Matilde Gioli: “Incidente? Ho rischiato di restare paralizzata”

[…] Un fidanzato, Alessandro, insegnante di equitazione. Che non sapeva nulla della sua carriera. Conquistata dalla concretezza?
«Esattamente. Tutto ciò che mi tiene agganciata alla realtà ed esula dal mondo che frequento per lavorare mi attrae. Alessandro ha un animo buono e semplice. Ci somigliamo.

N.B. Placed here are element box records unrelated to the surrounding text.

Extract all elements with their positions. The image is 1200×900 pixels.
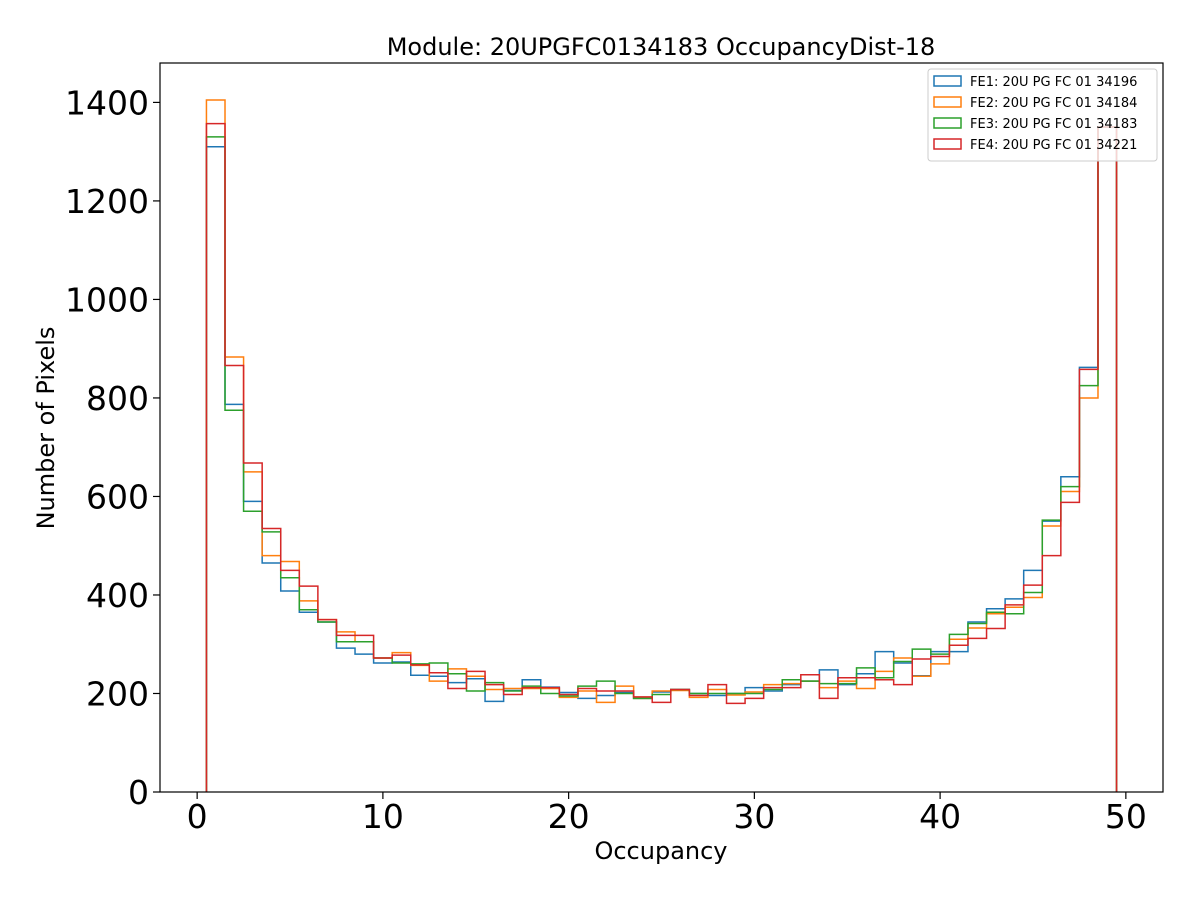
legend-swatch-fe4 <box>933 138 962 150</box>
y-tick-label: 1200 <box>65 182 149 221</box>
x-tick-label: 10 <box>362 797 404 836</box>
x-tick-label: 0 <box>187 797 208 836</box>
series-step-line-fe4 <box>205 122 1118 792</box>
legend-swatch-fe1 <box>933 75 962 87</box>
x-axis: 0 10 20 30 40 50 <box>187 792 1147 836</box>
y-tick-label: 1400 <box>65 83 149 122</box>
legend-label-fe1: FE1: 20U PG FC 01 34196 <box>970 75 1137 90</box>
legend-swatch-fe3 <box>933 117 962 129</box>
x-axis-label: Occupancy <box>594 837 727 865</box>
x-tick-label: 50 <box>1105 797 1147 836</box>
y-axis: 0 200 400 600 800 1000 1200 1400 <box>65 83 160 812</box>
chart-title: Module: 20UPGFC0134183 OccupancyDist-18 <box>387 33 936 61</box>
x-tick-label: 20 <box>548 797 590 836</box>
y-tick-label: 0 <box>128 773 149 812</box>
x-tick-label: 40 <box>919 797 961 836</box>
x-tick-label: 30 <box>733 797 775 836</box>
legend-swatch-fe2 <box>933 96 962 108</box>
legend-box <box>927 68 1158 162</box>
y-tick-label: 200 <box>86 674 149 713</box>
legend-label-fe3: FE3: 20U PG FC 01 34183 <box>970 117 1137 132</box>
legend-label-fe2: FE2: 20U PG FC 01 34184 <box>970 96 1137 111</box>
legend-label-fe4: FE4: 20U PG FC 01 34221 <box>970 138 1137 153</box>
series-layer <box>205 99 1118 792</box>
y-tick-label: 400 <box>86 576 149 615</box>
y-tick-label: 1000 <box>65 280 149 319</box>
y-tick-label: 800 <box>86 379 149 418</box>
y-tick-label: 600 <box>86 477 149 516</box>
legend: FE1: 20U PG FC 01 34196 FE2: 20U PG FC 01… <box>927 68 1158 162</box>
y-axis-label: Number of Pixels <box>32 327 60 530</box>
plot-area-frame <box>159 62 1164 793</box>
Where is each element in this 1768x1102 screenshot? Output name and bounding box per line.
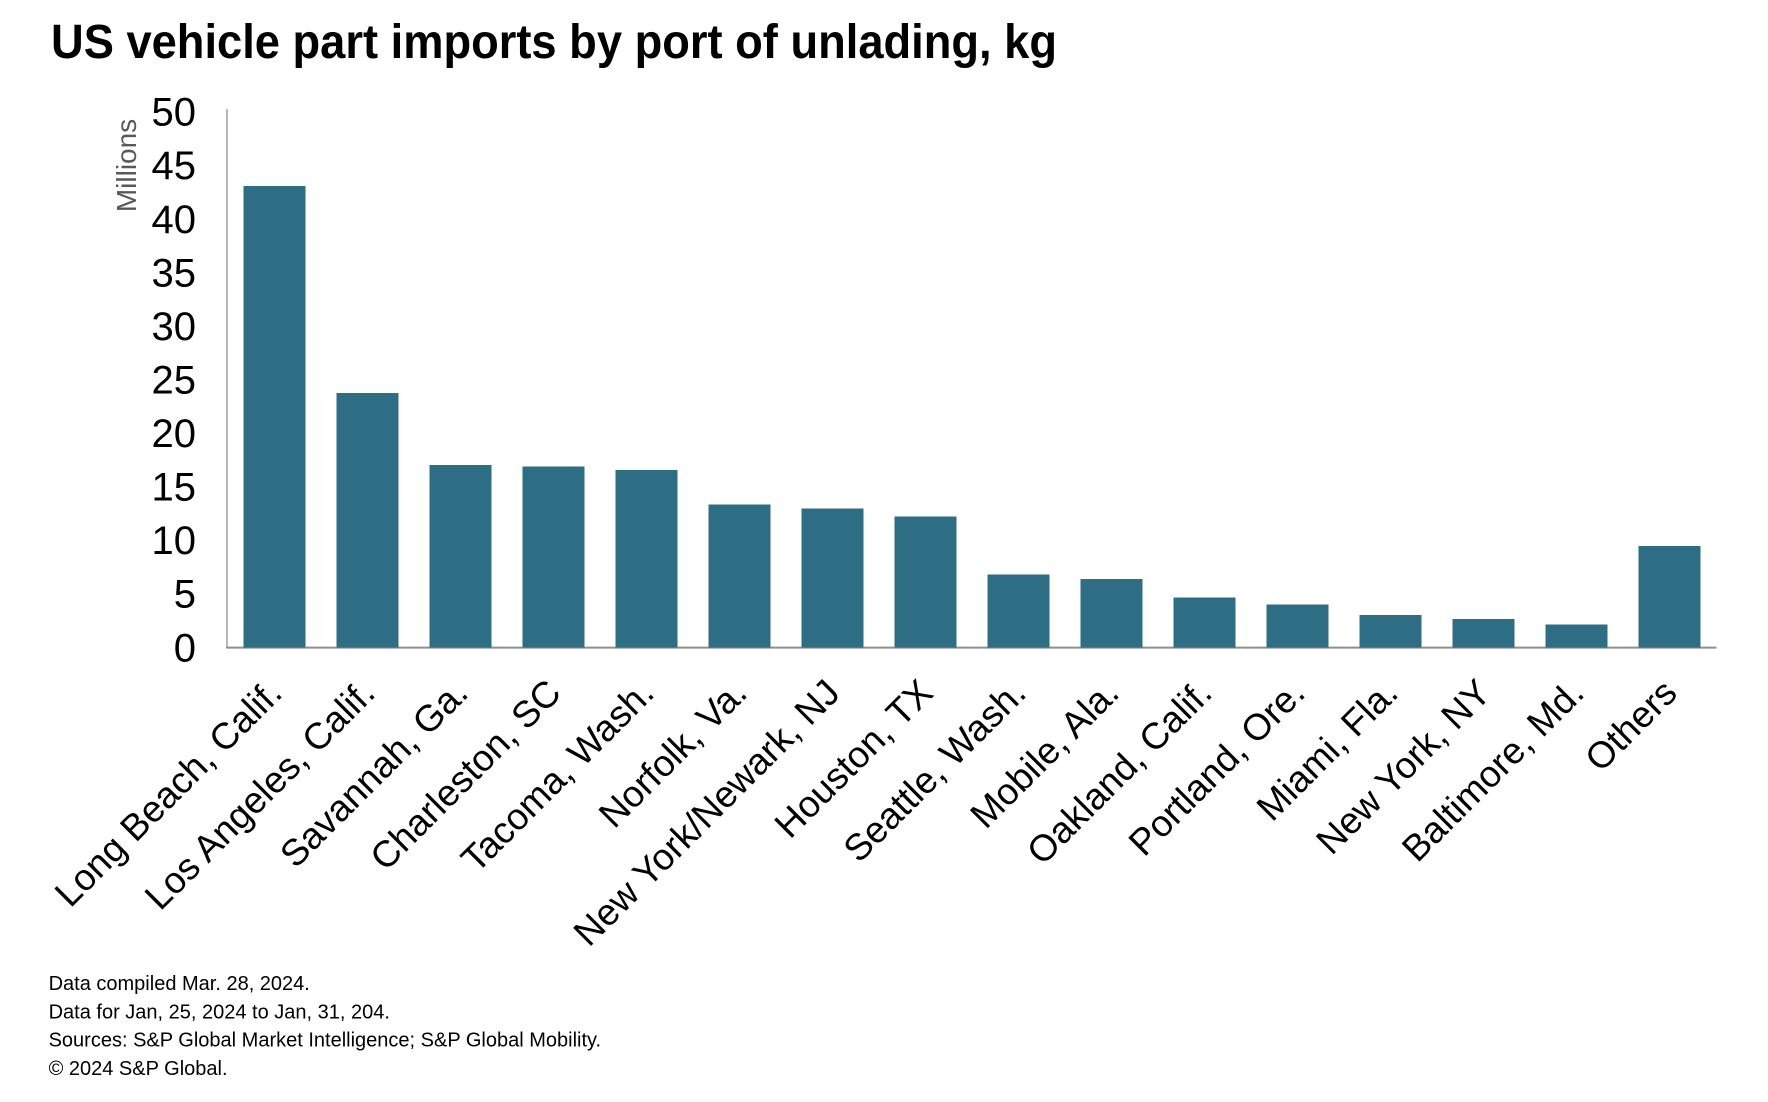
svg-text:Data compiled Mar. 28, 2024.: Data compiled Mar. 28, 2024.: [49, 973, 310, 995]
svg-text:Data for Jan, 25, 2024 to Jan,: Data for Jan, 25, 2024 to Jan, 31, 204.: [49, 1001, 390, 1023]
svg-text:40: 40: [152, 198, 197, 242]
svg-text:0: 0: [174, 626, 196, 670]
svg-text:35: 35: [152, 251, 197, 295]
svg-text:30: 30: [152, 305, 197, 349]
svg-text:50: 50: [152, 91, 197, 135]
svg-text:US vehicle part imports by por: US vehicle part imports by port of unlad…: [51, 16, 1057, 69]
svg-text:45: 45: [152, 144, 197, 188]
svg-text:Sources: S&P Global Market Int: Sources: S&P Global Market Intelligence;…: [49, 1030, 602, 1052]
svg-text:10: 10: [152, 519, 197, 563]
svg-text:15: 15: [152, 466, 197, 510]
svg-text:20: 20: [152, 412, 197, 456]
svg-text:25: 25: [152, 359, 197, 403]
svg-text:5: 5: [174, 573, 196, 617]
svg-text:Millions: Millions: [111, 119, 142, 212]
svg-text:© 2024 S&P Global.: © 2024 S&P Global.: [49, 1058, 228, 1080]
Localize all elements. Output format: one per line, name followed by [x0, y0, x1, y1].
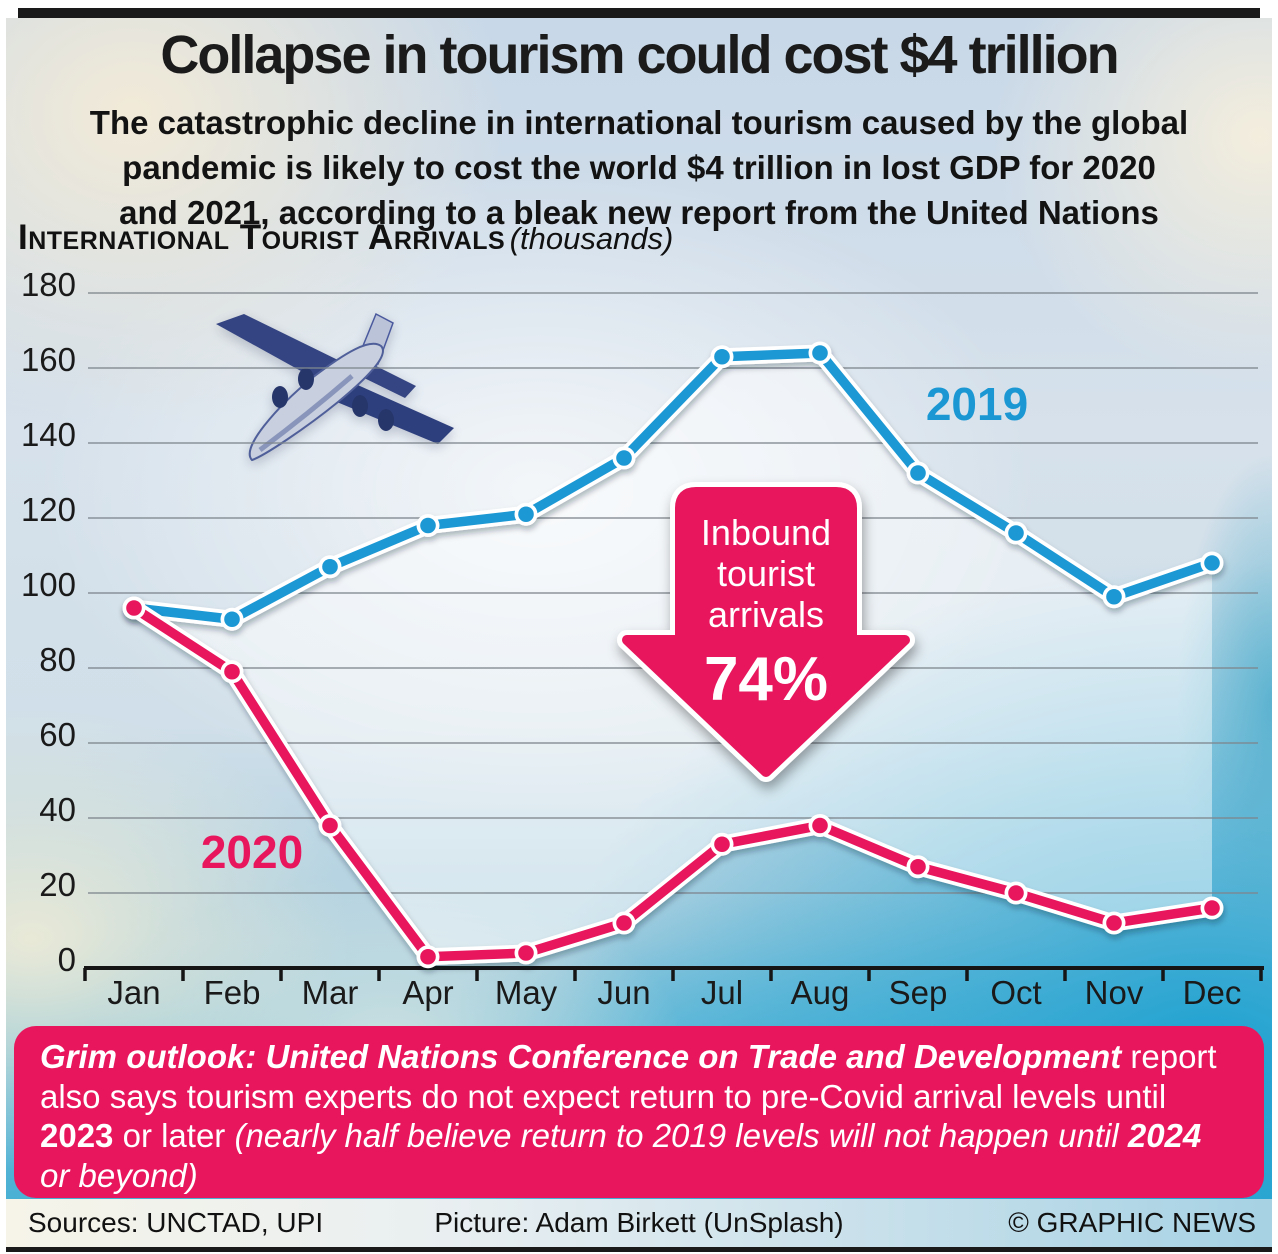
- grim-text: or later: [113, 1117, 235, 1154]
- subtitle-line: and 2021, according to a bleak new repor…: [119, 194, 1159, 231]
- svg-text:80: 80: [39, 641, 76, 678]
- y-axis-labels: 0 20 40 60 80 100 120 140 160 180: [21, 266, 76, 978]
- svg-text:140: 140: [21, 416, 76, 453]
- chart-section-title: International Tourist Arrivals: [18, 218, 506, 257]
- bottom-border-bar: [6, 1247, 1272, 1252]
- footer-bar: Sources: UNCTAD, UPI Picture: Adam Birke…: [6, 1199, 1272, 1247]
- svg-text:2020: 2020: [201, 826, 303, 878]
- svg-text:74%: 74%: [704, 645, 828, 714]
- footer-picture-credit: Picture: Adam Birkett (UnSplash): [434, 1207, 844, 1238]
- svg-text:60: 60: [39, 716, 76, 753]
- series-2019-line: [122, 341, 1224, 631]
- chart-section-unit: (thousands): [509, 221, 674, 256]
- svg-text:May: May: [495, 974, 558, 1011]
- svg-text:Nov: Nov: [1085, 974, 1144, 1011]
- svg-text:Dec: Dec: [1183, 974, 1242, 1011]
- svg-text:tourist: tourist: [717, 553, 815, 594]
- svg-text:Jul: Jul: [701, 974, 743, 1011]
- page-subtitle: The catastrophic decline in internationa…: [0, 100, 1278, 235]
- top-border-bar: [18, 8, 1260, 18]
- grim-year-2024: 2024: [1127, 1117, 1202, 1154]
- svg-text:Sep: Sep: [889, 974, 948, 1011]
- svg-text:Inbound: Inbound: [701, 512, 831, 553]
- grim-outlook-box: Grim outlook: United Nations Conference …: [14, 1026, 1264, 1198]
- chart-area: 0 20 40 60 80 100 120 140 160 180 Jan Feb Mar Apr May J…: [0, 250, 1278, 1030]
- page-title: Collapse in tourism could cost $4 trilli…: [160, 25, 1119, 85]
- footer-copyright: © GRAPHIC NEWS: [1008, 1207, 1256, 1238]
- grim-org-name: United Nations Conference on Trade and D…: [265, 1038, 1122, 1075]
- svg-text:Feb: Feb: [204, 974, 261, 1011]
- grim-parenthetical-end: or beyond): [40, 1156, 198, 1194]
- svg-text:Jun: Jun: [597, 974, 650, 1011]
- grim-year-2023: 2023: [40, 1117, 114, 1154]
- svg-text:40: 40: [39, 791, 76, 828]
- svg-text:2019: 2019: [926, 378, 1028, 430]
- svg-text:Mar: Mar: [302, 974, 359, 1011]
- svg-text:Jan: Jan: [107, 974, 160, 1011]
- grim-text: report also says tourism experts do not …: [40, 1038, 1217, 1115]
- sky-background-image: [6, 18, 1272, 1199]
- subtitle-line: pandemic is likely to cost the world $4 …: [122, 149, 1156, 186]
- x-axis: [83, 966, 1264, 981]
- chart-section-label: International Tourist Arrivals (thousand…: [18, 218, 673, 258]
- svg-text:20: 20: [39, 866, 76, 903]
- svg-text:160: 160: [21, 341, 76, 378]
- svg-text:Oct: Oct: [990, 974, 1041, 1011]
- svg-text:Aug: Aug: [791, 974, 850, 1011]
- svg-text:180: 180: [21, 266, 76, 303]
- series-year-labels: 2019 2020: [201, 378, 1028, 878]
- svg-text:120: 120: [21, 491, 76, 528]
- subtitle-line: The catastrophic decline in internationa…: [89, 104, 1189, 141]
- footer-sources: Sources: UNCTAD, UPI: [28, 1207, 324, 1238]
- series-2020-line: [122, 596, 1224, 969]
- svg-text:0: 0: [58, 941, 76, 978]
- svg-text:100: 100: [21, 566, 76, 603]
- month-labels: Jan Feb Mar Apr May Jun Jul Aug Sep Oct Nov Dec: [107, 974, 1241, 1011]
- svg-text:Apr: Apr: [402, 974, 453, 1011]
- grim-lead-in: Grim outlook:: [40, 1038, 266, 1075]
- grim-parenthetical: (nearly half believe return to 2019 leve…: [234, 1117, 1128, 1154]
- svg-text:arrivals: arrivals: [708, 594, 824, 635]
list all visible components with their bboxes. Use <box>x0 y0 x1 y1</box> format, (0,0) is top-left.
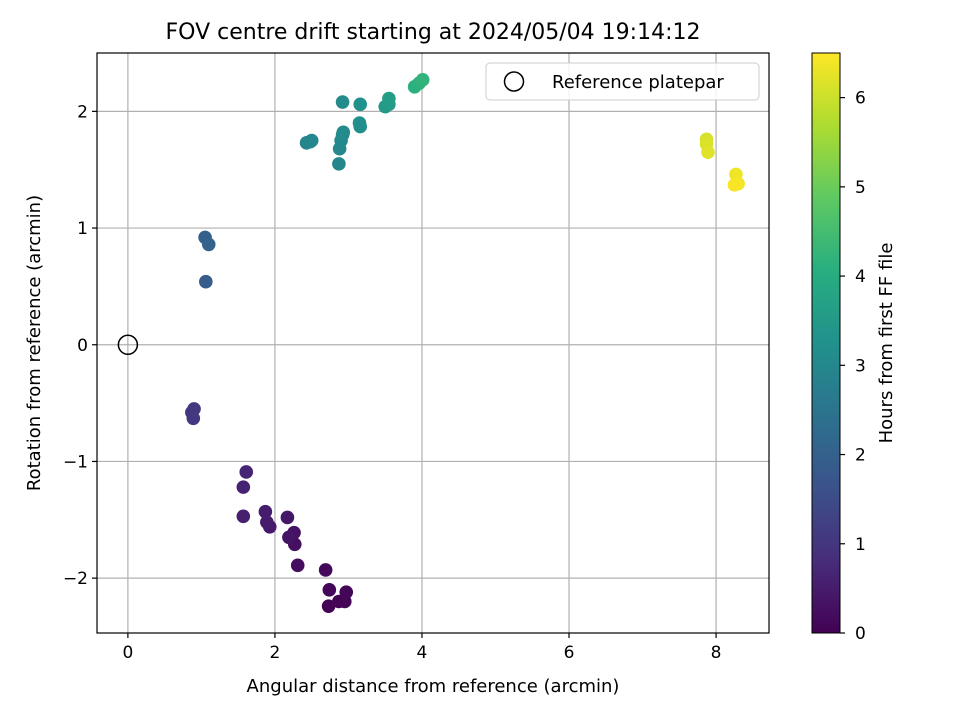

Condividiamo una capacità di ridere, di gioire delle piccole cose. Ha a che fare con l’universo dell’infanzia, dei bambini. Natura, animali, buon cibo, chiacchiere, sport, risate. Ogni altro privilegio che pure mi riguarda, da un hotel di lusso ad un contesto elegante, produce piaceri più effimeri, roba di poche ore. Nel quotidiano tutto ciò non mi interessa affatto».

Incontri decisivi, persone indimenticabili. Chi le viene in mente?
«La mia famiglia e poi tre uomini incontrati sul lavoro ai quali sono molto legata: Diego Abatantuono, Marco D’Amore e Francesco Ghiaccio, regista di Un posto sicuro. Mi hanno accolta, amata, protetta. Generosi in tutto, nei consigli professionali, nelle attenzioni. Angeli, incontri felici, persone care che porto nel mio cuore. Nei momenti di sconforto sono stati loro a darmi la carica, la forza».

Un grave incidente subito in piscina da adolescente, che ha rischiato di paralizzarla, la morte precoce di suo padre. Il dolore cosa può restituire?
«Quell’incidente mi ha tolto tanto perché avevo 16 anni ed ero bloccata con addosso un busto di ferro, una lunga, anticipata quarantena. Però ne parlo con gioia perché rischiavo la sedia a rotelle mentre ora sgambetto, con la sensazione di sfruttare risorse che non pensavo di possedere.

Il lutto è una cosa diversa. Pesa di più, ciò che manca non torna e per certi versi è insopportabile. Mio padre non esiste più: il verdetto è definitivo ma non lo accetto, faccio cose strane, lo chiamo al telefono, mi chiedo dove diavolo sia. Non poter parlare con lui produce una tristezza profonda. Con la consapevolezza di aver ricevuto tantissimo da lui, la capacità di amare, di stringerci. Purezza e chiarezza. Questo resta. E ritorna».